I think even Ryan Seacrest is disgusted with the thought of Ryan Seacrest getting some.
Whatever. I'll let someone else deal with his flacid penis.
That glade motion activator thing keeps going off every time we pass the bong. I don't know what I'm getting high off right now.
you were leaning against the vending machine asking if there was a shower you could puke in.
You weren't just peeing. You were like grinding on it. And you tried to pee in the washing machine first.
The least you could do is send me some gibberish so I know you're alive.
Fuhga
Thank you.
There's hot sauce all over my mirror, lamp shade and dresser.

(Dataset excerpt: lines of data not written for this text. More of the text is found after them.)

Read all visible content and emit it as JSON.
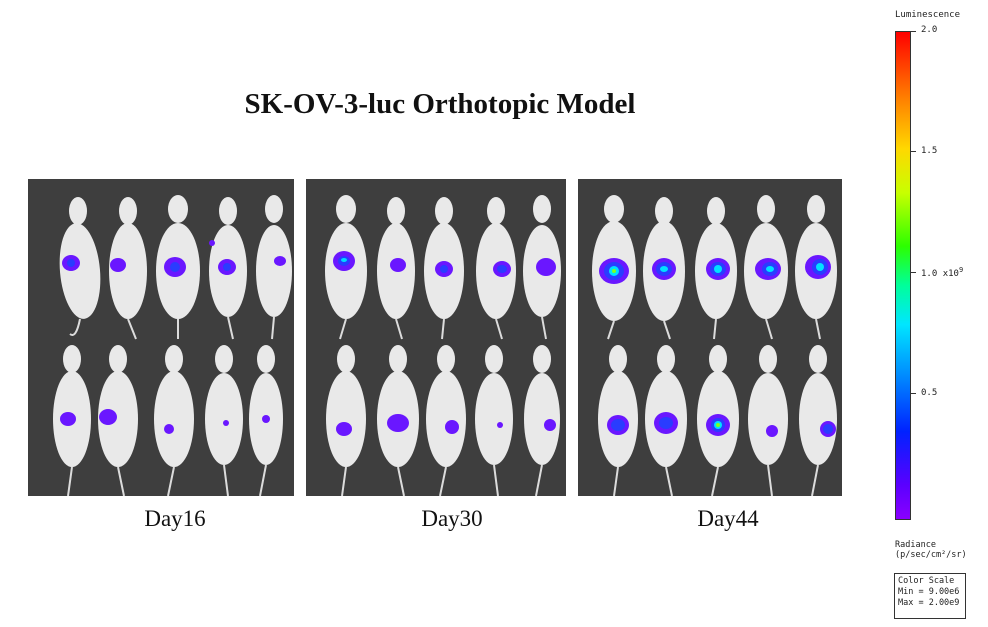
{
  "title": "SK-OV-3-luc Orthotopic Model",
  "panels": [
    {
      "label": "Day16"
    },
    {
      "label": "Day30"
    },
    {
      "label": "Day44"
    }
  ],
  "colorbar": {
    "title": "Luminescence",
    "ticks": [
      "2.0",
      "1.5",
      "1.0",
      "0.5"
    ],
    "multiplier": "x10",
    "exponent": "9",
    "radiance_label": "Radiance",
    "radiance_unit": "(p/sec/cm²/sr)",
    "scale_box_title": "Color Scale",
    "min": "Min = 9.00e6",
    "max": "Max = 2.00e9",
    "colors": [
      "#ff0000",
      "#ffd800",
      "#2cff00",
      "#00e6ff",
      "#0022ff",
      "#8a00ff"
    ]
  }
}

Also it's your turn for weed
Where were you last night, and why am I not surprised that drag queens were involved?
Dunno. My heart says "no", my brain says "maybe" and my dick says "YES YES FOR THE LOVE OF GOD YES!!"
So i walked around campus drunk and alone last night eating pizza and a lunchable from 7-11. Sat by the flag pole and drank an entire liter of water, took off my shoes to prance around in the fountain, then stepped in dog shit on the way home...barefoot.
tonight at the bar some people told me that I have a sprit following me around.. that's the kind of shit that you laugh off till you're home alone.
I've Ubered to the bar three times this weekend to get my car but every time I get there I end up drinking. Still no car.
You know I base where I go on the likelihood of me getting laid there. This includes work.
You took the glass microwave plate and said it was the closest thing to a frisbee, let me know how that works out for you
We couldn't find her anywhere. Finally, I saw her sitting in my bathroom floor spraying hair mouse into her mouth and whispering "I fucking love whipped cream." WHAT DID YOU GIVE HER AND CAN I HAVE SOME?